Visuellement, Bonet joue d’un contraste tranché entre lumière et obscurité. Les murs sont souvent blancs ou gris, et les figures humaines apparaissent comme isolées dans des puits de lumière dramatique. La lumière ici n’illumine pas : elle découpe. Elle crée des zones d’invisibilité aussi importantes que les surfaces éclairées. Cette tension visuelle fait écho à celle de la ville : entre présence et absence, entre exposition constante et solitude radicale. La structure même de l’image rappelle l’architecture moderniste, une composition graphique, presque architecturale, où les lignes des immeubles deviennent autant de barres, de cages. On est face à un théâtre du quotidien vidé de narration apparente, suspendu dans une sorte de neutralité angoissante.

On pense à Edward Hopper pour la solitude, à Gregory Crewdson pour la mise en scène, à Saul Leiter pour l’abstraction colorée. Mais chez Bonet, la ville est moins une scène qu’un état mental partagé.

Symbolique des seuils et des cloisonnements

Dans City Space, la ville devient une entité indifférente, presque hostile. Elle ne tue pas, elle dissout. Les gens sont là, mais comme engloutis dans l’architecture. Ils deviennent anonymes, réductibles à une posture, une ombre, une couleur de veste. Ce sont les fantômes contemporains d’un monde saturé de présence mais pauvre en contact. Ces espaces, partagés, recomposés, démembrés, disent quelque chose des grandes villes comme Chicago — où elle vit — ou Paris — où l’exposition a lieu. La subdivision spatiale devient subdivision psychique : le soi morcelé, adapté, ajusté aux contraintes de l’espace.

La lumière joue ici un rôle central, elle dévoile autant qu’elle efface. Elle isole un bras, un profil, un morceau de visage, tout en plongeant le reste dans une noirceur sans fond. Cette lumière directionnelle, presque théâtrale, déshumanise autant qu’elle sublime. Les ombres portées sont parfois plus présentes que les corps eux-mêmes. Elle fait du quotidien une scène dramatique, un espace de tension entre visible et invisible, entre perception et disparition.

Une narration sans récit

Il n’y a pas d’histoire dans ces images — ou plutôt, il y en a mille, possibles, latentes. Bonet ne montre pas l’action, mais le moment juste avant ou juste après. Elle travaille avec des modèles qu’elle dirige, dans des mises en scène très précises : les gestes sont codifiés, les regards absents, les poses retenues.

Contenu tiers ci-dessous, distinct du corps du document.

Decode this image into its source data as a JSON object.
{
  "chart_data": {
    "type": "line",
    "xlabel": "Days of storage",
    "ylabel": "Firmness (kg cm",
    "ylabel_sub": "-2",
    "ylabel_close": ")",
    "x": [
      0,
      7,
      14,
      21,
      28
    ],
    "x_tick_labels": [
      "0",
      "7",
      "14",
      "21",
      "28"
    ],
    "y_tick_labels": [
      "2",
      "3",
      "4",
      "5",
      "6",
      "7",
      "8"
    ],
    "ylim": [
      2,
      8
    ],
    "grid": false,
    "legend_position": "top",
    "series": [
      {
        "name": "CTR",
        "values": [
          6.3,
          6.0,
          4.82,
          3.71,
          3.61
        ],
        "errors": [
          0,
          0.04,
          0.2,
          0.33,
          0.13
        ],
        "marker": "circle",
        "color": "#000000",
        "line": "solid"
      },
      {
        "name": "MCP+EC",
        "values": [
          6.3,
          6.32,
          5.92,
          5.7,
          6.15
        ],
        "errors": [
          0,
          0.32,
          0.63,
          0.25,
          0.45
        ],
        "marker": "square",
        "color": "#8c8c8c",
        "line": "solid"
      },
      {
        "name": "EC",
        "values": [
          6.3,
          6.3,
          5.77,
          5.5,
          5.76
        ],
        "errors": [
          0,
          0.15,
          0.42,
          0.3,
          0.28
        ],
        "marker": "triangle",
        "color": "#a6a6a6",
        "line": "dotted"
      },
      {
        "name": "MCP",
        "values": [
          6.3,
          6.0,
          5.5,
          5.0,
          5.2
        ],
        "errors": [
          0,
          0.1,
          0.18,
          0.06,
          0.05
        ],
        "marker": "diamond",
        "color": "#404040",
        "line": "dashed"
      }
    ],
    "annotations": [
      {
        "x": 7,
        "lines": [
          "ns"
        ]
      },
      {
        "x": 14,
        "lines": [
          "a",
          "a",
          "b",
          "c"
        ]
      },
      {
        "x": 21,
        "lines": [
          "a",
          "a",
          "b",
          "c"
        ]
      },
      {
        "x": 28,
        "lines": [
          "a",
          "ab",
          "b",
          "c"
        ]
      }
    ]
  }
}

Cela donne à chaque photographie une dimension cinématographique, mais sans film. Ce que l’on voit, ce sont des narrations suspendues, sans commencement ni fin. Comme si la ville était un rêve d’où l’on ne se réveille pas, un décor figé où la conscience erre d’une rue à l’autre sans jamais trouver la sortie. Cette narration éclatée, sans chronologie, donne à City Space une dimension poétique et existentielle. La ville y est moins un décor qu’un miroir : ce qui s’y reflète, c’est notre état d’urbanité contemporaine, notre dérive entre matérialité oppressante et désir d’évasion intime.

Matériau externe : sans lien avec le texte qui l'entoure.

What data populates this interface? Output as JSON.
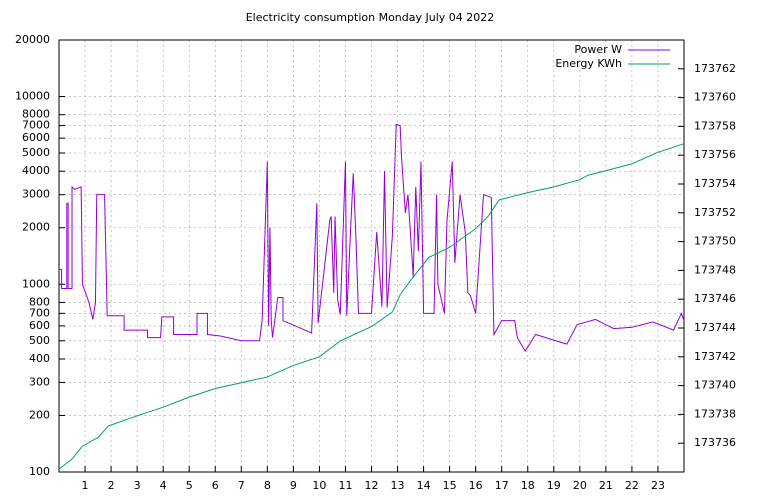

Finalement, Clarissa Bonet ne photographie pas des lieux, elle photographie ce que la ville fait à nos corps, l’impact psychique de ces verticalités sur les âmes. Dans ses images, la fragmentation spatiale devient la métaphore d’une existence urbaine divisée, éclatée, constamment visible mais profondément seule. L’exposition à la Galerie Rouge rend compte de cette violence douce — où tout est propre, lumineux, agencé — mais où rien ne respire vraiment. On en sort avec une étrange sensation d’étouffement, et la beauté froide de ces clichés agit longtemps, comme un écho dans une cage d’escalier vide.